Is that something that can be accomplished using borb?


Solution

  • disclaimer:I am the author of borb

    Let's break the problem into its individual building blocks.

    Finding Wingdings

    First we need to find everything that's written in Wingdings. For this we can use something similar to the example in section 5.8.1 of the example repository.

    For the sake of completeness, I'll post the code here again:

    #!chapter_005/src/snippet_017.py
    import typing
    
    from borb.pdf import Document
    from borb.pdf import PDF
    from borb.toolkit import FontNameFilter
    from borb.toolkit import SimpleTextExtraction
    
    
    def main():
    
        # create FontNameFilter
        l0: FontNameFilter = FontNameFilter("Courier")
    
        # filtered text just gets passed to SimpleTextExtraction
        l1: SimpleTextExtraction = SimpleTextExtraction()
        l0.add_listener(l1)
    
        # read the Document
        doc: typing.Optional[Document] = None
        with open("output.pdf", "rb") as in_file_handle:
            doc = PDF.loads(in_file_handle, [l0])
    
        # check whether we have read a Document
        assert doc is not None
    
        # print the names of the Fonts
        print(l1.get_text()[0])
    
    
    if __name__ == "__main__":
        main()
    

    If you were to go looking into FontNameFilter you would see something like this:

        def _event_occurred(self, event: "Event") -> None:
            # filter ChunkOfTextRenderEvent
            if isinstance(event, ChunkOfTextRenderEvent):
                font_name: typing.Optional[str] = event.get_font().get_font_name()
                if font_name == self._font_name:
                    for l in self._listeners:
                        l._event_occurred(event)
                return
            # default
            for l in self._listeners:
                l._event_occurred(event)
    

    This code accomplishes the following:

    • Using a ChunkOfTextRenderEvent to represent "a chunk of text being rendered"
    • Whenever that ChunkOfTextRenderEvent happens to have the specified font, pass the Event along to all its children (implementations of EventListener)
    • Whenever anything else comes along (ImageRenderEvent for instance) pass the Event along

    You could easily write your own implementation of EventListener (based on the example I just provided) that looks out for Wingdings, and keeps track of its coordinates.

    Determining what was written

    Fonts are complicated. The way the rendering instructions map to a given character/glyph inside a Font may be different from one PDF to another. You will probably need some custom logic to decide how to "decode" the wingdings characters into legible text.

    Removing content

    This is again "known terrain". You can simply add RedactAnnotation objects to the PDF. An Annotation can be thought of as "content that was added after creating the PDF".
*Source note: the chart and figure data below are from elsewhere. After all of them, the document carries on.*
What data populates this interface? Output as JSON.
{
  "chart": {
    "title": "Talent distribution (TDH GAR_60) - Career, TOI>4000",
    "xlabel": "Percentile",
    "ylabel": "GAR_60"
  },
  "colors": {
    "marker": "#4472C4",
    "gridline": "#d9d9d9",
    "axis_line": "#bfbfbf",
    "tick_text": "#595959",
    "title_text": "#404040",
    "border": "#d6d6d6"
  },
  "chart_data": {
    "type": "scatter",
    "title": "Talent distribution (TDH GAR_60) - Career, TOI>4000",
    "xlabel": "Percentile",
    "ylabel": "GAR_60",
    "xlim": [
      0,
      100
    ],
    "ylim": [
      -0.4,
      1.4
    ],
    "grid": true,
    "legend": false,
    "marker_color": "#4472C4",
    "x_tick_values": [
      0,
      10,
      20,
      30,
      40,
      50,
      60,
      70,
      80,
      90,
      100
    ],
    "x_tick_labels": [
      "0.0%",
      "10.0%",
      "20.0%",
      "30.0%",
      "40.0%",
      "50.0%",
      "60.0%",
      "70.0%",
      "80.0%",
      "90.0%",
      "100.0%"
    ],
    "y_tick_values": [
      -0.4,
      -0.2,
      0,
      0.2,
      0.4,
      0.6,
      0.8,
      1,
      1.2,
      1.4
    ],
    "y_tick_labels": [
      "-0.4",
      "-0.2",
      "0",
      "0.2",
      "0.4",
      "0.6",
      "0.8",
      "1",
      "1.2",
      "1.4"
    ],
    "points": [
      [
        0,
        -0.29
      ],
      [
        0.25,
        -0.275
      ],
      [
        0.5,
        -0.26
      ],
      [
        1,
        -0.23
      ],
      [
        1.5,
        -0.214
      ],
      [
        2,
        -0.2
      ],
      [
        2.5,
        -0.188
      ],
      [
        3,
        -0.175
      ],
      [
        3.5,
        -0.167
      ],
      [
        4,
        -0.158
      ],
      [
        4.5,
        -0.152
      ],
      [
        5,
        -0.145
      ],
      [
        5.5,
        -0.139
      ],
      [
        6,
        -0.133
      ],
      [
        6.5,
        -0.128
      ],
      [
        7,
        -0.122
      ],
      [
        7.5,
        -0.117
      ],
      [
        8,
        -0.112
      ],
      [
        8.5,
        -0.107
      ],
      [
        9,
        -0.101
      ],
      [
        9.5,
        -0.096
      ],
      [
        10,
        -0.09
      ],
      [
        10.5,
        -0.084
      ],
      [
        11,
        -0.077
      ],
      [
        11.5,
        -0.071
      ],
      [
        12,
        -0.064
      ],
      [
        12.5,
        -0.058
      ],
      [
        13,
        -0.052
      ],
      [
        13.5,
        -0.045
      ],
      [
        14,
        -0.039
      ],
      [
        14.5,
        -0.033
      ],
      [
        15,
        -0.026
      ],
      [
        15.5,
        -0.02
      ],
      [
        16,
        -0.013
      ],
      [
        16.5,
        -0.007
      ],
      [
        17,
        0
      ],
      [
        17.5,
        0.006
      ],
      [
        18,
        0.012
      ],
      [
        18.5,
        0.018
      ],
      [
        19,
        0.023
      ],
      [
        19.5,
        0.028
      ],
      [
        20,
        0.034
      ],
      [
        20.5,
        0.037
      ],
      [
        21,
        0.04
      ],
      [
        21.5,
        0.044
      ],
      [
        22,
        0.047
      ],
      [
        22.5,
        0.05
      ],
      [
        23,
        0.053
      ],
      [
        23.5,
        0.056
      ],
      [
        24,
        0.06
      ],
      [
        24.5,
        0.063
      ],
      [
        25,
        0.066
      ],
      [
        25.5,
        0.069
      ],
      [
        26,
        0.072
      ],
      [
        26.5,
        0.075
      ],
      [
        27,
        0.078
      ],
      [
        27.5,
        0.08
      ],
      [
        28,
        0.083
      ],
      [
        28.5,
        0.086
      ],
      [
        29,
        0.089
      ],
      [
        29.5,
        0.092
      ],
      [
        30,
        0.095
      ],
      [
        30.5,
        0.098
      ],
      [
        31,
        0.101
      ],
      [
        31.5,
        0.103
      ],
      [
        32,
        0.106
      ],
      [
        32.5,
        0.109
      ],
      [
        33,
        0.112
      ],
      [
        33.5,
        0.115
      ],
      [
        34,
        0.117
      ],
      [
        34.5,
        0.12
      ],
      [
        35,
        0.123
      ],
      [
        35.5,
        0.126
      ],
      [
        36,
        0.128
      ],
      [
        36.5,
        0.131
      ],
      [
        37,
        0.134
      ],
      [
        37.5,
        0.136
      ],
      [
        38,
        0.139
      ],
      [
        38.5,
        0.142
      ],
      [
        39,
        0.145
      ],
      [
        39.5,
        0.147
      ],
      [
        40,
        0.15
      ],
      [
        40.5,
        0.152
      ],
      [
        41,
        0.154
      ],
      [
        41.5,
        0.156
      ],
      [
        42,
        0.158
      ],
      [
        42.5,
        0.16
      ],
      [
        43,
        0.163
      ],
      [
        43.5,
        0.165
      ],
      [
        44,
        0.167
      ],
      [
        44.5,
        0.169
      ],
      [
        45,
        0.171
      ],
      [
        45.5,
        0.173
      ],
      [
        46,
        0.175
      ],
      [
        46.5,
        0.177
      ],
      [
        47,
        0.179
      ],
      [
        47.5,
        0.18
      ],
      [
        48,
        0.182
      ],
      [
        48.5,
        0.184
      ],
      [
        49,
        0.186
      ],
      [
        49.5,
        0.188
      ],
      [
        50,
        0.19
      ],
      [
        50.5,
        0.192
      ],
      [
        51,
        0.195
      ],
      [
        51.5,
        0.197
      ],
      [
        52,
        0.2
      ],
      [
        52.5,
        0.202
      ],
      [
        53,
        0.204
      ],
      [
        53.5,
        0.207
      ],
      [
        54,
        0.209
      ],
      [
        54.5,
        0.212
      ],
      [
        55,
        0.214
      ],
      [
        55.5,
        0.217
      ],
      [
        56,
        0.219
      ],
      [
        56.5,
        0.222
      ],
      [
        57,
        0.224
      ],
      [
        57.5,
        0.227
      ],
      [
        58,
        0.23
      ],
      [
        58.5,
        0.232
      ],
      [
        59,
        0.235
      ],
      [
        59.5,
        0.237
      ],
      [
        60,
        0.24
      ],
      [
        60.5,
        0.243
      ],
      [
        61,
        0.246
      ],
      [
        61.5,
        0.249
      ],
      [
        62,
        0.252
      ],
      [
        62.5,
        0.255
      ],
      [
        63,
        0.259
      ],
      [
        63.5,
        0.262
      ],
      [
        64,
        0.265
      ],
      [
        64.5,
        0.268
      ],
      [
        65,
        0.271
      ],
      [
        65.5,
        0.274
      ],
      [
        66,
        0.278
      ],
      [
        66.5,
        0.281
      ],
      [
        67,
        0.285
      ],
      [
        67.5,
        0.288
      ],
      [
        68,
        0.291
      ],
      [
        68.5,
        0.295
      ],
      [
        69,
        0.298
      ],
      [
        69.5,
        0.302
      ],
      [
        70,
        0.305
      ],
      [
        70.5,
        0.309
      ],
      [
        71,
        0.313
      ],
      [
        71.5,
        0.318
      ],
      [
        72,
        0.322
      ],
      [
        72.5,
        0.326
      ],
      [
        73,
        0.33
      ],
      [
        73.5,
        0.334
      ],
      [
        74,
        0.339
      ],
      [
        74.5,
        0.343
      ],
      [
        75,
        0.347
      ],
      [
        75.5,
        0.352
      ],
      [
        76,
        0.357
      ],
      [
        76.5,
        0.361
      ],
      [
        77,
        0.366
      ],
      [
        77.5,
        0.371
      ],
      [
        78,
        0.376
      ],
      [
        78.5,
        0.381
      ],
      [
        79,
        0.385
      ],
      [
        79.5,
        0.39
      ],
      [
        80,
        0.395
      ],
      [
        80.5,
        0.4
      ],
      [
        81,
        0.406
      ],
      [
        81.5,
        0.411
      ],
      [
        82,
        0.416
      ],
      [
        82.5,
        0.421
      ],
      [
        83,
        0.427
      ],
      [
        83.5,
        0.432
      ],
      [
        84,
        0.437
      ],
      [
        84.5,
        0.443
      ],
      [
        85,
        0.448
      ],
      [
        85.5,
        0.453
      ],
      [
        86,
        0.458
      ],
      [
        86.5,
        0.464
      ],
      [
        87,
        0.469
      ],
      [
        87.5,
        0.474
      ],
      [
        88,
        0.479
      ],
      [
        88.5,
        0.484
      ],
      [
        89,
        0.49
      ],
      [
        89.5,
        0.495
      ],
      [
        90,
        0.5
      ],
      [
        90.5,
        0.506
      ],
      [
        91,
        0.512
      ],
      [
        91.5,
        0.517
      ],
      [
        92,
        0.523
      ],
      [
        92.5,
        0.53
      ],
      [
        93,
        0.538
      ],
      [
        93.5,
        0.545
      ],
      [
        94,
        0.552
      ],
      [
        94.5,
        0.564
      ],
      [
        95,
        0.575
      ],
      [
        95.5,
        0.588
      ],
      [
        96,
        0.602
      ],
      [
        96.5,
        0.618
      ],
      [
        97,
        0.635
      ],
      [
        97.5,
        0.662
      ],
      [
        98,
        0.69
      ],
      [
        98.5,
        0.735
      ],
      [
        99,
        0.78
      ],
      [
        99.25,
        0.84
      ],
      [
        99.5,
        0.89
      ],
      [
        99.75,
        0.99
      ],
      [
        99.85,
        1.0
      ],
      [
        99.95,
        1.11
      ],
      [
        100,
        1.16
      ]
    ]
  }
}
    A RedactAnnotation represents "someone scribbling black marker over the document to erase part of its content".

    After having added a RedactAnnotation, you can "apply" it. Which effectively erases the content.

    More on that in the example repository:

    Adding content to a PDF at a precise location

    Once you've identified the wingdings locations, and determined what you'd like to replace it with, and removed the wingdings characters, you can now add the alternative content.

    In order to do so, you can borrow inspiration from the examples repository.

    #!chapter_002/src/snippet_018.py
    from decimal import Decimal
    
    from borb.pdf import Document
    from borb.pdf import PDF
    from borb.pdf import Page
    from borb.pdf import Paragraph
    from borb.pdf.canvas.geometry.rectangle import Rectangle
    
    
    def main():
        # create Document
        doc: Document = Document()
    
        # create Page
        page: Page = Page()
    
        # add Page to Document
        doc.add_page(page)
    
        # define layout rectangle
        # fmt: off
        r: Rectangle = Rectangle(
            Decimal(59),                # x: 0 + page_margin
            Decimal(848 - 84 - 100),    # y: page_height - page_margin - height_of_textbox
            Decimal(595 - 59 * 2),      # width: page_width - 2 * page_margin
            Decimal(100),               # height
        )
        # fmt: on
    
        # the next line of code uses absolute positioning
        Paragraph("Hello World!").paint(page, r)
    
        # store
        with open("output.pdf", "wb") as pdf_file_handle:
            PDF.dumps(pdf_file_handle, doc)
    
    
    if __name__ == "__main__":
        main()
    

    The crucial part here is:

    Paragraph("Hello World!").paint(page, r)
    

    Which paints a Paragraph object at a specified Page/Rectangle.

    Now it's a matter of putting it all together.